Mlle Théodosie prit un air lamentable:

–Il est vrai, dit-elle, que j’ai promis de rester fille avec toi.

–Tu l’as promis, ma sœur, mais encore une fois, ta liberté te reste, répondit Mlle Augustine. Nous nous sommes associées contre la misère qui attend toujours une femme seule; si tu souffres ici, je ne te retiens pas.

L’autre se mit à pleurer:

–Mon Dieu! Augustine, que tu es dure avec moi pour un morceau de velours! Est-ce que je songe à te quitter?

–Eh bien alors, laissons cela. C’est une sottise de geindre sur une honnête résolution une fois prise. Il y a trois ans, quand nos parents retournèrent à Clermont, et que nous refusâmes de les suivre, nous avions, moi trente ans, toi vingt-cinq. A ces âges, on sait ce qu’on fait.

–Toi, tu es forte comme un homme, dit Mlle Théodosie en essuyant ses yeux.

–Pour vivre, une femme doit être plus forte qu’un homme, ma sœur; nous avons maintenant la charge d’un enfant, car son père.

Elle secoua la tête:

Enfin, il vaut mieux sans doute que Marianne soit avec nous. Viens.

Sa voix s’était adoucie. La sévérité de corps et d’âme de la-brave fille s’attendrit encore devant Marianne, sur qui elle se pencha un moment avec une grâce maternelle, en admirant la belle poupée qu’elle tenait aux mains.

Mais l’enfant, un reste de larmes dans les yeux, ne jouait qu’à moitié.

Quelques minutes après, la valise déballée, les effets rangés, les deux sœurs étaient à leur métier à tapisser, et rapidement perçaient le canevas de leur aiguille, suivant un dessin de grande pantoufle.

Depuis trois ans, elles travaillaient ainsi et vivaient de cette pantoufle dont elles faisaient des centaines pour le même magasin de la rue Montmartre.

Ensemble, à cette unique besogne, elles gagnaient de cent soixante à deux cents francs par mois; et leurs fournisseurs, leur propriétaire surtout, qui, pour sa seule part, prélevait là-dessus trois cent soixante francs, sans compter l’impôt des portes, des fenêtres, le décime, le droit proportionnel, et autres petits gouffres qu’il leur faisait aussi combler, tenaient les deux demoiselles pour les plus honorables des Batignolles.
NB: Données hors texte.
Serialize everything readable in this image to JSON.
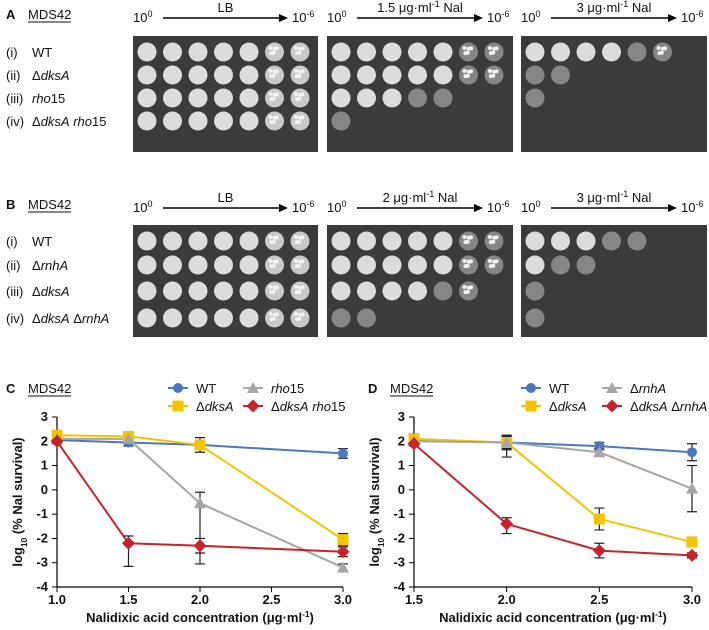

C’étaient, en effet, de rudes créatures, impitoyable à leurs yeux, à leurs forces, de ces dures et vénérables guerrières pour l’existence la plus réduite, qu’on rencontre à chaque pas dans l’immense pays de Pauvreté.

Elles étaient venues à Paris huit ans auparavant, avec leurs parents, les Beynaguet, de petits merciers de Clermont qui, ambitieusement, voulurent se mesurer à la jolie et vigoureuse rouerie de la boutique parisienne. Ils fondèrent, dans la rue de l’Arbre-Sec, un magasin qui fut bientôt aussi sec que l’arbre, et, après avoir dévoré leurs profits provinciaux, repartirent malades de honte pour leur petite ville, sans autre espérance de vie désormais que celle de quarante francs par mois que leurs deux filles devaient aussi tirer de la pantoufle.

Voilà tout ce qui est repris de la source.